[Python] Package, Module, and Function names

I am wondering what your thoughts are on naming Modules and Functions - specifically, is it ok for a module and a function to share the same name?

We encouter a situation very often where we have a single Function in a Module and the two share the same name.

We will then put that Module into a Package and import the function into the package’s namespace.


+ myPackage
| __init__.py
+- from .myScript import myScript
| myScript.py
+- def myScript():

this lets me do this:

from myPackage import myScript
myScript()

or:

import myPackage
myPackage.myScript()

However, this can cause some issues down the road, like if I add a second function to the module “myScript”, since the module’s namespace is overwritten by the function.

What standards or naming conventions do you use when creating collections of python scripts you wish to access from a common namespace?

Modules are primarily namespaces, that’s their most important job. Over the long haul you’ll be much happier if you think about them that way. Packages are mostly a hierarchy of modules, and thus of namespaces. The hierarchy of code is important information when you’re trying to figure out what’s going on: if you disguise it with imports and renames you may have a harder time understanding the code down the road. Thats why the Zen Of Python includes the line

Namespaces are one honking great idea – let’s do more of those!

Nesting is also (well, this is a personal thing for me) a more elegant way of hiding complexity. I much prefer:


import animation.rig.pose as pose
pose.set("zero", *cmds.ls(sl=True))
pose.delete("zero")
existing_poses = pose.list()

To a hypothetical alternative like


import animation.rig.pose.setRigPose as setRigPose
import animation.rig.pose.deleteRigPose as deleteRigPose
import animation.rig.pose.listRigPoses as listRigPoses

setRigPose("zero", *cmds.ls(sl=True))
deleteRigPose("zero")
existing_poses = listRigPoses()

Without the nesting you have to choose longer names anyway to avoid name clashes, so in most complex code it’s more or less a wash when it comes to typing - but the dotted version is somewhat easier to track back to the originating modules. Also, it’s a convenient place to store things besides functions. For example, animation.rig.pose might contain some constants that are handy:


ZERO = 'engineeringMadeMeCallThisSomethingStupidPose'
BIND = 'bindPose'
#... etc

which can ward off potential typos:


pose.set(pose.ZERO, *cmds.ls(sl=True))

… and which, naturally, can’t be done in a one module = one function system.
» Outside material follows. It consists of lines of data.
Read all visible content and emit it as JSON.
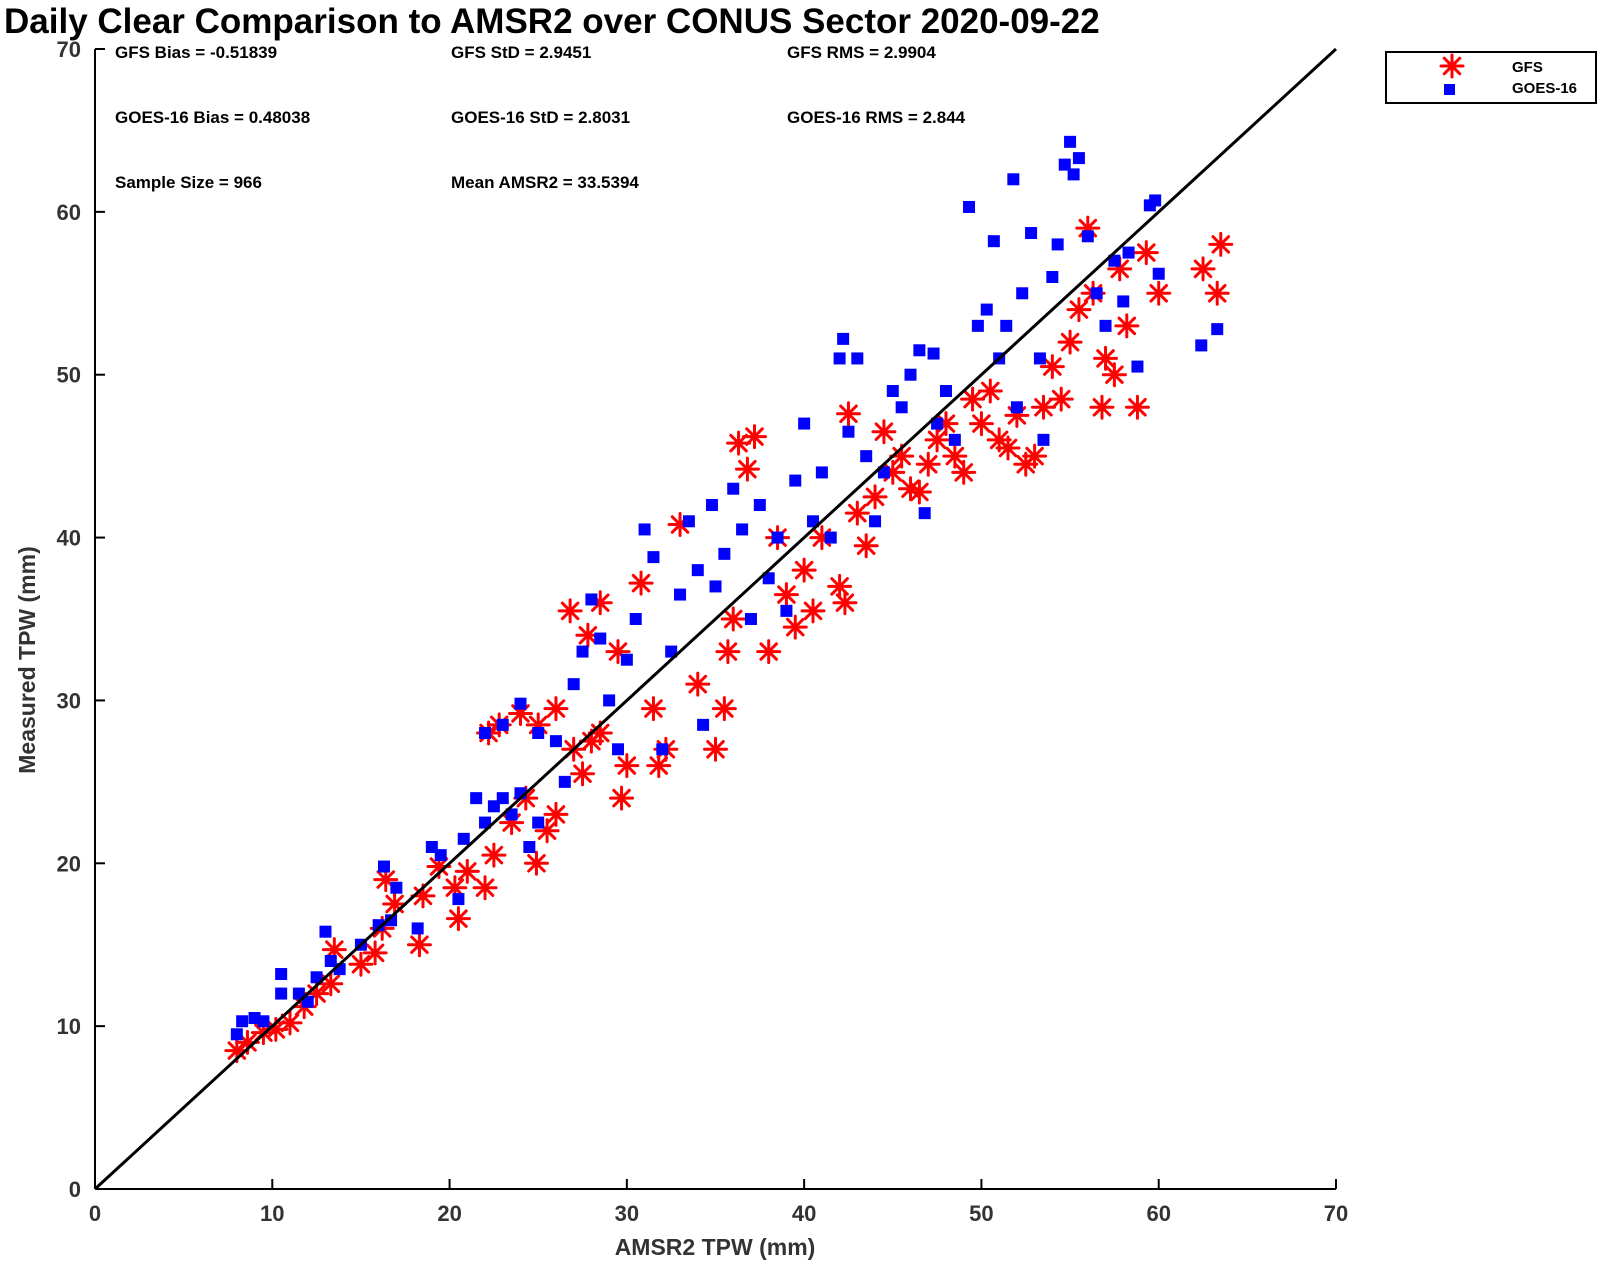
{
  "chart_data": {
    "type": "scatter",
    "title": "Daily Clear Comparison to AMSR2 over CONUS Sector 2020-09-22",
    "xlabel": "AMSR2 TPW (mm)",
    "ylabel": "Measured TPW (mm)",
    "xlim": [
      0,
      70
    ],
    "ylim": [
      0,
      70
    ],
    "xticks": [
      "0",
      "10",
      "20",
      "30",
      "40",
      "50",
      "60",
      "70"
    ],
    "yticks": [
      "0",
      "10",
      "20",
      "30",
      "40",
      "50",
      "60",
      "70"
    ],
    "legend_position": "outside-top-right",
    "reference_line": {
      "label": "1:1",
      "x": [
        0,
        70
      ],
      "y": [
        0,
        70
      ],
      "color": "#000000"
    },
    "stats": [
      "GFS Bias = -0.51839",
      "GFS StD = 2.9451",
      "GFS RMS = 2.9904",
      "GOES-16 Bias = 0.48038",
      "GOES-16 StD = 2.8031",
      "GOES-16 RMS = 2.844",
      "Sample Size = 966",
      "Mean AMSR2 = 33.5394"
    ],
    "series": [
      {
        "name": "GFS",
        "marker": "asterisk",
        "color": "#ff0000",
        "points": [
          [
            8,
            8.5
          ],
          [
            8.6,
            9
          ],
          [
            9.5,
            9.6
          ],
          [
            10.2,
            9.8
          ],
          [
            11,
            10.2
          ],
          [
            11.8,
            11.2
          ],
          [
            12.5,
            12
          ],
          [
            13.3,
            12.6
          ],
          [
            13.5,
            14.7
          ],
          [
            15,
            13.8
          ],
          [
            15.8,
            14.5
          ],
          [
            16.2,
            16
          ],
          [
            16.4,
            19
          ],
          [
            16.9,
            17.5
          ],
          [
            18.3,
            15
          ],
          [
            18.5,
            18
          ],
          [
            19.4,
            19.8
          ],
          [
            20.3,
            18.5
          ],
          [
            20.5,
            16.6
          ],
          [
            21,
            19.5
          ],
          [
            22,
            18.5
          ],
          [
            22.5,
            20.5
          ],
          [
            23.5,
            22.5
          ],
          [
            24.3,
            24
          ],
          [
            24.9,
            20
          ],
          [
            25.5,
            22
          ],
          [
            26,
            23
          ],
          [
            22.2,
            28
          ],
          [
            22.8,
            28.5
          ],
          [
            24,
            29.2
          ],
          [
            25,
            28.5
          ],
          [
            26,
            29.5
          ],
          [
            27,
            27
          ],
          [
            27.5,
            25.5
          ],
          [
            28,
            27.5
          ],
          [
            28.5,
            28
          ],
          [
            26.8,
            35.5
          ],
          [
            27.8,
            34
          ],
          [
            28.5,
            36
          ],
          [
            29.5,
            33
          ],
          [
            29.7,
            24
          ],
          [
            30,
            26
          ],
          [
            30.8,
            37.2
          ],
          [
            31.5,
            29.5
          ],
          [
            31.8,
            26
          ],
          [
            32.2,
            27
          ],
          [
            33,
            40.8
          ],
          [
            34,
            31
          ],
          [
            35,
            27
          ],
          [
            35.5,
            29.5
          ],
          [
            35.7,
            33
          ],
          [
            36,
            35
          ],
          [
            36.3,
            45.8
          ],
          [
            36.8,
            44.2
          ],
          [
            37.2,
            46.2
          ],
          [
            38,
            33
          ],
          [
            38.5,
            40
          ],
          [
            39,
            36.5
          ],
          [
            39.5,
            34.5
          ],
          [
            40,
            38
          ],
          [
            40.5,
            35.5
          ],
          [
            41,
            40
          ],
          [
            42,
            37
          ],
          [
            42.3,
            36
          ],
          [
            42.5,
            47.6
          ],
          [
            43,
            41.5
          ],
          [
            43.5,
            39.5
          ],
          [
            44,
            42.5
          ],
          [
            44.5,
            46.5
          ],
          [
            45,
            44
          ],
          [
            45.5,
            45
          ],
          [
            46,
            43
          ],
          [
            46.5,
            42.8
          ],
          [
            47,
            44.5
          ],
          [
            47.5,
            46
          ],
          [
            48,
            47
          ],
          [
            48.5,
            45
          ],
          [
            49,
            44
          ],
          [
            49.5,
            48.5
          ],
          [
            50,
            47
          ],
          [
            50.5,
            49
          ],
          [
            51,
            46
          ],
          [
            51.5,
            45.5
          ],
          [
            52,
            47.5
          ],
          [
            52.5,
            44.5
          ],
          [
            53,
            45
          ],
          [
            53.5,
            48
          ],
          [
            54,
            50.5
          ],
          [
            54.5,
            48.5
          ],
          [
            55,
            52
          ],
          [
            55.5,
            54
          ],
          [
            56,
            59
          ],
          [
            56.3,
            55
          ],
          [
            56.8,
            48
          ],
          [
            57,
            51
          ],
          [
            57.5,
            50
          ],
          [
            57.8,
            56.5
          ],
          [
            58.2,
            53
          ],
          [
            58.8,
            48
          ],
          [
            59.3,
            57.5
          ],
          [
            60,
            55
          ],
          [
            62.5,
            56.5
          ],
          [
            63.5,
            58
          ],
          [
            63.3,
            55
          ]
        ]
      },
      {
        "name": "GOES-16",
        "marker": "square",
        "color": "#0000ff",
        "points": [
          [
            8,
            9.5
          ],
          [
            8.3,
            10.3
          ],
          [
            9,
            10.5
          ],
          [
            9.5,
            10.3
          ],
          [
            10.5,
            13.2
          ],
          [
            10.5,
            12
          ],
          [
            11.5,
            12
          ],
          [
            12,
            11.5
          ],
          [
            12.5,
            13
          ],
          [
            13,
            15.8
          ],
          [
            13.3,
            14
          ],
          [
            13.8,
            13.5
          ],
          [
            15,
            15
          ],
          [
            16,
            16.2
          ],
          [
            16.3,
            19.8
          ],
          [
            16.7,
            16.5
          ],
          [
            17,
            18.5
          ],
          [
            18.2,
            16
          ],
          [
            19,
            21
          ],
          [
            19.5,
            20.5
          ],
          [
            20.5,
            17.8
          ],
          [
            20.8,
            21.5
          ],
          [
            21.5,
            24
          ],
          [
            22,
            22.5
          ],
          [
            22.5,
            23.5
          ],
          [
            23,
            24
          ],
          [
            23.5,
            23
          ],
          [
            24,
            24.3
          ],
          [
            24.5,
            21
          ],
          [
            25,
            22.5
          ],
          [
            22,
            28
          ],
          [
            23,
            28.5
          ],
          [
            24,
            29.8
          ],
          [
            25,
            28
          ],
          [
            26,
            27.5
          ],
          [
            26.5,
            25
          ],
          [
            27,
            31
          ],
          [
            27.5,
            33
          ],
          [
            28,
            36.2
          ],
          [
            28.5,
            33.8
          ],
          [
            29,
            30
          ],
          [
            29.5,
            27
          ],
          [
            30,
            32.5
          ],
          [
            30.5,
            35
          ],
          [
            31,
            40.5
          ],
          [
            31.5,
            38.8
          ],
          [
            32,
            27
          ],
          [
            32.5,
            33
          ],
          [
            33,
            36.5
          ],
          [
            33.5,
            41
          ],
          [
            34,
            38
          ],
          [
            34.3,
            28.5
          ],
          [
            34.8,
            42
          ],
          [
            35,
            37
          ],
          [
            35.5,
            39
          ],
          [
            36,
            43
          ],
          [
            36.5,
            40.5
          ],
          [
            37,
            35
          ],
          [
            37.5,
            42
          ],
          [
            38,
            37.5
          ],
          [
            38.5,
            40
          ],
          [
            39,
            35.5
          ],
          [
            39.5,
            43.5
          ],
          [
            40,
            47
          ],
          [
            40.5,
            41
          ],
          [
            41,
            44
          ],
          [
            41.5,
            40
          ],
          [
            42,
            51
          ],
          [
            42.2,
            52.2
          ],
          [
            42.5,
            46.5
          ],
          [
            43,
            51
          ],
          [
            43.5,
            45
          ],
          [
            44,
            41
          ],
          [
            44.5,
            44
          ],
          [
            45,
            49
          ],
          [
            45.5,
            48
          ],
          [
            46,
            50
          ],
          [
            46.5,
            51.5
          ],
          [
            46.8,
            41.5
          ],
          [
            47.3,
            51.3
          ],
          [
            47.5,
            47
          ],
          [
            48,
            49
          ],
          [
            48.5,
            46
          ],
          [
            49.3,
            60.3
          ],
          [
            49.8,
            53
          ],
          [
            50.3,
            54
          ],
          [
            50.7,
            58.2
          ],
          [
            51,
            51
          ],
          [
            51.4,
            53
          ],
          [
            51.8,
            62
          ],
          [
            52,
            48
          ],
          [
            52.3,
            55
          ],
          [
            52.8,
            58.7
          ],
          [
            53.3,
            51
          ],
          [
            53.5,
            46
          ],
          [
            54,
            56
          ],
          [
            54.3,
            58
          ],
          [
            54.7,
            62.9
          ],
          [
            55,
            64.3
          ],
          [
            55.2,
            62.3
          ],
          [
            55.5,
            63.3
          ],
          [
            56,
            58.5
          ],
          [
            56.5,
            55
          ],
          [
            57,
            53
          ],
          [
            57.5,
            57
          ],
          [
            58,
            54.5
          ],
          [
            58.3,
            57.5
          ],
          [
            58.8,
            50.5
          ],
          [
            59.5,
            60.4
          ],
          [
            59.8,
            60.7
          ],
          [
            60,
            56.2
          ],
          [
            62.4,
            51.8
          ],
          [
            63.3,
            52.8
          ]
        ]
      }
    ]
  }
}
All that said, one module = one function is fine if the function is complex (and self contained) and you’d just like to keep it its own file. However any time a single function is big enough and complex enough to warrant a file to itself it’s probably in need of a refactor anyway: there is probably some good reusable code buried deep in there that could be brought out and made useful.

And yes: in the system you sketched out above you can’t access anything besides the eponymous function unless you do separate imports. Moreover it means you’ll see the same name in different contexts meaning different things, and will have to hop up to the imports at the top of your file to disambiguate. Not fun.

You might find this link has some useful tips.

Thanks for the insight, a couple of follow up questions.
If “pose” a single module file that contains related functions? or is “pose” a folder containing an init.py file?
I am summing that “animation” and “rig” and folders?

It would be a file, unless you made a folder named pose and threw in imports for submodules into it’s init.py file.

generally i find it is best to maintain name spaces, since this allows me to use similar naming conventions along everything I’m working on with out name clashing, and like what Theodox taking advantage of namespaces to group related things is always a good idea for simplification. Though most of this would be done via Classes in most cases.

Exactly - in a case like this ‘pose’ would ordinarily be a file with lots of functions, in the rig subpackage (= folder) of the animation package (= folder). I generally don’t use module level import/name replacement unless I want to transparently replace functional code while keeping the same public interface: For example, I might make a sourcecontrol package with ‘p4’ and ‘svn’ modules, but load the functions from one of them into the sourcecontrol package depending on an enviroment var, etc so code could run correctly without knowing that the source control commands were really p4 or svn commands.